I held up a hand. “No need to apologize. While you were changing, I think I figured something out. Remember how you were wondering why I was into Darren? Well, I think we may have figured it out.”

Her face shifted from confusion to understand. “The necklace. It does something.”

“Uh huh. For me, it gave me something approximating the, uh, drives, of a normal heterosexual woman. But for you....”

Aubrey rocked back and forth on the recliner. “I was already there, so it gave me more. Made me crazy horny.” She shook her head as if to clear it. “In the car, when I put it on, I was only going to wear it for a minute. I wanted to ask you what it felt like to see yourself, but not yourself. But I kept it on. I kept finding excuses to keep it on, and then we were at dinner and I couldn’t take it off in public. And then we got back here, and it all just felt so natural.”

The necklace dug into the flesh of my thigh. What had seemed so familiar now felt alien. “We should get rid of it. Destroy it, or something.”

“Throw it into the fires of Mount Doom, you mean?”

“I guess.” I considered it. I had tools, a hammer and a saw and wrenches and things. And we were on an island, so it wasn’t out of the question to just drive ten minutes to the shore and throw the thing in.

“It’s up to you,” she told me.

Ultimately, we decided to sleep on it. She asked to take the couch, and I did not argue. It might have felt odd for her to sleep in my bed, after what had happened. A few hours after lights out, I passed her on the way to the bathroom, and found her huddled under the blanket, snoring gently.

As for me, I stayed up way too late doing some thinking. Our explanation made sense, but it didn’t cover all the facts. The thing was, Aubrey’s attempted seduction had not tempted me at all. I had not been aroused, neither physically nor mentally. It was tempting to blame that on the necklace, but what about before? I had few friends on Long Island, but it wasn’t like I never went out or did anything. I went to some Meetups, or attended events with acquaintances in the city. There were women there, some of whom were very attractive, and yet I never pursued any of them. Never thought about pursuing them.

My last relationship was in college and the few months after graduation, before long distance made things fade away. I remember enjoying it, but much of the effort to maintain it had come from her. In fact, that was why she broke up with me, ultimately.

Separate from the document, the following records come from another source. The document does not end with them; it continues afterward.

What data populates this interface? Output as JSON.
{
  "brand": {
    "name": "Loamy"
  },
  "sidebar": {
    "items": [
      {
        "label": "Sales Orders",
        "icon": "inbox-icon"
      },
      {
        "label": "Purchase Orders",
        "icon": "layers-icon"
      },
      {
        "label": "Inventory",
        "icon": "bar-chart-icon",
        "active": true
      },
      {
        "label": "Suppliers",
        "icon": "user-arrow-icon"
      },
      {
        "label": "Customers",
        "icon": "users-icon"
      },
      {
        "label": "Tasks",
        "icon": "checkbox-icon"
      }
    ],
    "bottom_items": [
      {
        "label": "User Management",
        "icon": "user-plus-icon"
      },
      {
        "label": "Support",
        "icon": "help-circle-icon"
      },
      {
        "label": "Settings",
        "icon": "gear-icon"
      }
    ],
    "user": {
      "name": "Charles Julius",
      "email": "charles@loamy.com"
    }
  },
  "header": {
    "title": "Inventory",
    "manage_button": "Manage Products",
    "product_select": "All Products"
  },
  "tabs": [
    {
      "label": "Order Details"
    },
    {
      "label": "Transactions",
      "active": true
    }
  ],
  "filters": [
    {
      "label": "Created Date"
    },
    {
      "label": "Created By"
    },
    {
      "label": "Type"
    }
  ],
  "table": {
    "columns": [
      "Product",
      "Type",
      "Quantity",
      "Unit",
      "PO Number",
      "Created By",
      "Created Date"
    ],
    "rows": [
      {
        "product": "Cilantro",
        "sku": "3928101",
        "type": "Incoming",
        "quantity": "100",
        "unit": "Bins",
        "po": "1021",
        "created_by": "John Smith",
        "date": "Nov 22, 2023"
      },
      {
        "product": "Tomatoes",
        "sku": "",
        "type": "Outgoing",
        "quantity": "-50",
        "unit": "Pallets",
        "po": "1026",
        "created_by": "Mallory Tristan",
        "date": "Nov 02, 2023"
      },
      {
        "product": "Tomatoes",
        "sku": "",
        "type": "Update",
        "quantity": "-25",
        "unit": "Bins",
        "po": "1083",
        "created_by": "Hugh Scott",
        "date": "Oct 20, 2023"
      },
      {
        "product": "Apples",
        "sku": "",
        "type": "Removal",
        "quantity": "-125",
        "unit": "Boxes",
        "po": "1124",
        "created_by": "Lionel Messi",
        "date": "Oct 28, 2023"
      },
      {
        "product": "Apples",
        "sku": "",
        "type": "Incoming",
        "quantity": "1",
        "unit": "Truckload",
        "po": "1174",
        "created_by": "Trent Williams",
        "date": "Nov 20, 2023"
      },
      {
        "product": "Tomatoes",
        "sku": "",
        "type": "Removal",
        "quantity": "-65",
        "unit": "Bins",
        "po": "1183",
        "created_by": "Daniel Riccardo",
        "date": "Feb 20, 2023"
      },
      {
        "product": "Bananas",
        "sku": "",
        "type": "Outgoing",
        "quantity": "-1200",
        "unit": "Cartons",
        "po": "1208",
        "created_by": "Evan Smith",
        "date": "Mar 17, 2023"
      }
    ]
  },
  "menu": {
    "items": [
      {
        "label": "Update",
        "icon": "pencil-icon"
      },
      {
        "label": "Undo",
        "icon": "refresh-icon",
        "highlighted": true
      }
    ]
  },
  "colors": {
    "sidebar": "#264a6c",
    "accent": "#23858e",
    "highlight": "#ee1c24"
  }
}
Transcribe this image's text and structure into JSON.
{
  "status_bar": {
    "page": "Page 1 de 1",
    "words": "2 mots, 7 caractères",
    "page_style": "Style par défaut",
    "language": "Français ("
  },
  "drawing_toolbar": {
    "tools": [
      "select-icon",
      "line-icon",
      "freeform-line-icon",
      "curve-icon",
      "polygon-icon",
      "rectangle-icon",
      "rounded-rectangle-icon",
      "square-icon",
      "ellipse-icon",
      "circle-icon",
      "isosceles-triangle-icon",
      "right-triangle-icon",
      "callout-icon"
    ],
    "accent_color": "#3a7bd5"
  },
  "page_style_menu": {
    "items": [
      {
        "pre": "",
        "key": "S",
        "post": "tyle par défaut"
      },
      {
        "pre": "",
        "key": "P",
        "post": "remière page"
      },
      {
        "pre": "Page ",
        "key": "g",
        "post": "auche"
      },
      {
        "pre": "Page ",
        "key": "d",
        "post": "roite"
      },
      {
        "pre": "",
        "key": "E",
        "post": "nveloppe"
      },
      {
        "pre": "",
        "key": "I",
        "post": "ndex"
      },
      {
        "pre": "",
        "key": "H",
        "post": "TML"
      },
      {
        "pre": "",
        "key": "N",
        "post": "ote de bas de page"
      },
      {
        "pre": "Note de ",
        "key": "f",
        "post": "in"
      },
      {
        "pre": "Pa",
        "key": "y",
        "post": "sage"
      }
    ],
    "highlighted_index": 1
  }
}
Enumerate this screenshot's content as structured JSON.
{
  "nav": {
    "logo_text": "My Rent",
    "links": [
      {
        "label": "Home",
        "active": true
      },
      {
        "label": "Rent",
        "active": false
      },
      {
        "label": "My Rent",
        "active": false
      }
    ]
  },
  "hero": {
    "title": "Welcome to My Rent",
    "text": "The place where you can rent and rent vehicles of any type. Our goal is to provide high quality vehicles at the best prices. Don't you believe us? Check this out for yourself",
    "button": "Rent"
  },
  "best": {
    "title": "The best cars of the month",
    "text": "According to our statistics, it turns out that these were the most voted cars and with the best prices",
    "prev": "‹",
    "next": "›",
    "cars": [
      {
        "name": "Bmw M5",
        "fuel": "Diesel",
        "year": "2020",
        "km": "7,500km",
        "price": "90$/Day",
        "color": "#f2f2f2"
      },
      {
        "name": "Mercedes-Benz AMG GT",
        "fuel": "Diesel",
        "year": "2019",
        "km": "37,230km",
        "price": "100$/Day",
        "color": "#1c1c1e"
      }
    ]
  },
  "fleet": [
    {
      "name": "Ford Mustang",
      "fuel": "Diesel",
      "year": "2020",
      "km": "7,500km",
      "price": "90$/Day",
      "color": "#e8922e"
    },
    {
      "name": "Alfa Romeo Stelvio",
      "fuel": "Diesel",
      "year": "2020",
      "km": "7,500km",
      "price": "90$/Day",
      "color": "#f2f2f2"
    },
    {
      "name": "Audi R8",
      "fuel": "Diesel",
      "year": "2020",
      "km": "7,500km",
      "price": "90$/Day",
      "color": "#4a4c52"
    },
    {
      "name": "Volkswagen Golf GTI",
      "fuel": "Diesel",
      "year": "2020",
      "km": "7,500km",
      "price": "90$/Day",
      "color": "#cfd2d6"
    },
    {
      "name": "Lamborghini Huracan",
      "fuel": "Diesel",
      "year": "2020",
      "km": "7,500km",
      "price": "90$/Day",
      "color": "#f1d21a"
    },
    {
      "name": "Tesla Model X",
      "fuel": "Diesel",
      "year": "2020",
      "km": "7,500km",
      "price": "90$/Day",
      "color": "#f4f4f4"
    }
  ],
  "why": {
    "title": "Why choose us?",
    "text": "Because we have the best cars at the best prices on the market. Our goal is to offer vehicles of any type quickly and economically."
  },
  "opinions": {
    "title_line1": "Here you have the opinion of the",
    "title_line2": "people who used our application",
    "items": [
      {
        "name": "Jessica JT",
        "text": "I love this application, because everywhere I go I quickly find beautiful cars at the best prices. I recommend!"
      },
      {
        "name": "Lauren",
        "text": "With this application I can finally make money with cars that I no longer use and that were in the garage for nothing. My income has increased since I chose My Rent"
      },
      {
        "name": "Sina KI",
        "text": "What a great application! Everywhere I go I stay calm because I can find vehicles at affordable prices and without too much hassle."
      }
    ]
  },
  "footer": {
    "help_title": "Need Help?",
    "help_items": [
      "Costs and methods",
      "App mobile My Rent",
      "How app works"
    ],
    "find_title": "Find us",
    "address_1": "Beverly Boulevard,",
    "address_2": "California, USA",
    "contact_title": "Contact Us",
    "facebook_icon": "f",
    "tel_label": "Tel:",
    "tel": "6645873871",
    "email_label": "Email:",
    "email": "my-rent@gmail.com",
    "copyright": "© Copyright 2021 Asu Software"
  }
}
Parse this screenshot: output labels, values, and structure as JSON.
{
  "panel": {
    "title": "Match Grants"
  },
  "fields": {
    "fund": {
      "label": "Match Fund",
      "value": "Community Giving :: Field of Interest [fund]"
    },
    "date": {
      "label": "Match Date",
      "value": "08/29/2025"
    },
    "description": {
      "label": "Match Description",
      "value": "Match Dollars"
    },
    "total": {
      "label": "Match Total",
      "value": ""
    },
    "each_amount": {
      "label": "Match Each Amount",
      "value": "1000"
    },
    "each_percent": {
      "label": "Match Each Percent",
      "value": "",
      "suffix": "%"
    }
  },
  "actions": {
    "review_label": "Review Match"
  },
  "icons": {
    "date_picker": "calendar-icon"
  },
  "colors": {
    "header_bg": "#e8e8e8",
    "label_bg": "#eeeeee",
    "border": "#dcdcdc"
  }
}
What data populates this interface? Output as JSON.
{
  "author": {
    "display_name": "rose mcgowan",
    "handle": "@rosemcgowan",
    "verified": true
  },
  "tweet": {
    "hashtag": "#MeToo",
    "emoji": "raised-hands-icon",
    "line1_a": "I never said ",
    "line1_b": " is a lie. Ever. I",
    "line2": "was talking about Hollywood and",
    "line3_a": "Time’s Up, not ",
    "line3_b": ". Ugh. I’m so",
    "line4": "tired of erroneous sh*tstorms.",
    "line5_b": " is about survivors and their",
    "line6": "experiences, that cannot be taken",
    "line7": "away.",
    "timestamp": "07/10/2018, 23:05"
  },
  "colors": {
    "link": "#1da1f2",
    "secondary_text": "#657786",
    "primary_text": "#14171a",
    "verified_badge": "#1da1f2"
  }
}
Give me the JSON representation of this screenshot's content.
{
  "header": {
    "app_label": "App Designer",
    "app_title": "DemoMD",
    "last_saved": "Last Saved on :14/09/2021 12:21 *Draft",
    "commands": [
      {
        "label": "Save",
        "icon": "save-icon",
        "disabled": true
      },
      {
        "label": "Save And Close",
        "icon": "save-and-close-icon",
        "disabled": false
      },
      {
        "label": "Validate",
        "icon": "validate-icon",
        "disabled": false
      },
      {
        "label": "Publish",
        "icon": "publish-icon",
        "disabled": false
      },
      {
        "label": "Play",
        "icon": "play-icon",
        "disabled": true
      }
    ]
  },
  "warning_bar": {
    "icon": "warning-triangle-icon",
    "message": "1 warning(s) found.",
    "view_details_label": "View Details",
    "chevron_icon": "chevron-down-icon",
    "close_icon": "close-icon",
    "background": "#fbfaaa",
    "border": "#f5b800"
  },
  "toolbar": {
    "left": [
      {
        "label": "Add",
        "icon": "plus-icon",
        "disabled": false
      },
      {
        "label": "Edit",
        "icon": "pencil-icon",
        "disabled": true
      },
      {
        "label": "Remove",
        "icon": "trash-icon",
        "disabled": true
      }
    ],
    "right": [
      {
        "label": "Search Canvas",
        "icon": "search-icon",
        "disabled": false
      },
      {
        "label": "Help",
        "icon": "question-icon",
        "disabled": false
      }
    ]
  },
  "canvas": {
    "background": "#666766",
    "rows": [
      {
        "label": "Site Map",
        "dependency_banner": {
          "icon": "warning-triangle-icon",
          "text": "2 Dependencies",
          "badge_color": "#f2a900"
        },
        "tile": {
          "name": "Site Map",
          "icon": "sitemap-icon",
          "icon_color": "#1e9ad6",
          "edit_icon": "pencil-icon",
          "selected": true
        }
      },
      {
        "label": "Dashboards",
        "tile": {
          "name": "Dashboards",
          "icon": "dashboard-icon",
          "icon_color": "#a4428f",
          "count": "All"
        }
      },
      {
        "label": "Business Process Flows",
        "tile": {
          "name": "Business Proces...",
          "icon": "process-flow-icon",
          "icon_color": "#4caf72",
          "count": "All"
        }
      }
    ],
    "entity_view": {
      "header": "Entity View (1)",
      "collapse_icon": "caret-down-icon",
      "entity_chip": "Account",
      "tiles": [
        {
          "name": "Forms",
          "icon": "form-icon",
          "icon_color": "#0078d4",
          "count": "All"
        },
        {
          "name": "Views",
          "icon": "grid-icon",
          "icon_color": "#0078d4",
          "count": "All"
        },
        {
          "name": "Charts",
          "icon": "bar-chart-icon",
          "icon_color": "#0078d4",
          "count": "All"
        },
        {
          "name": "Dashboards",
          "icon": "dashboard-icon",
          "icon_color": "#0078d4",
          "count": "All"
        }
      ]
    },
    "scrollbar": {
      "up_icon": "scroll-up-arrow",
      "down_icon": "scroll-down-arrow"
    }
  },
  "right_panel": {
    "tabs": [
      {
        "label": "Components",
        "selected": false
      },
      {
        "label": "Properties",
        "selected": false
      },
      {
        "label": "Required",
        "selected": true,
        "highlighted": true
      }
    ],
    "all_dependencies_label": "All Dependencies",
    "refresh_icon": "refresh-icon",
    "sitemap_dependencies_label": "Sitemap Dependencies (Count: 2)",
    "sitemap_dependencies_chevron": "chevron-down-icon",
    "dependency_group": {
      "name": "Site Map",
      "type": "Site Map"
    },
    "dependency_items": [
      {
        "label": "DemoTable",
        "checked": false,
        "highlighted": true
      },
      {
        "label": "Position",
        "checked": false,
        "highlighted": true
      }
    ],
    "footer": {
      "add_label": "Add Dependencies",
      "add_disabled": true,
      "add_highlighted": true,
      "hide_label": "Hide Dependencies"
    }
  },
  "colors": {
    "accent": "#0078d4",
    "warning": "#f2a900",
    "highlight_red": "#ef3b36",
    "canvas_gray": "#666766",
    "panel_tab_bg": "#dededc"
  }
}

I did enjoy pornography on occasion. I wasn’t entirely asexual. My favorite configuration was a plain old heterosexual couple. It was the act itself that aroused me, that coupling of male and female. But which was I in that fantasy? It was fuzzy and undefined.

No, as much as I wanted to blame the necklace for somehow breaking my sexuality, it was broken long before I found it. My attraction to Darren, my attempts to get his attention and to spend time with him, that was the first time I had truly been interested in a romantic relationship in years.

I did sleep that night, but not long or well. When Aubrey awoke, she found me in the kitchen, sipping coffee, and idly pushing the necklace around my kitchen table. I looked up and told her the truest thing I had ever said.

“Aubrey... I think I might be trans.”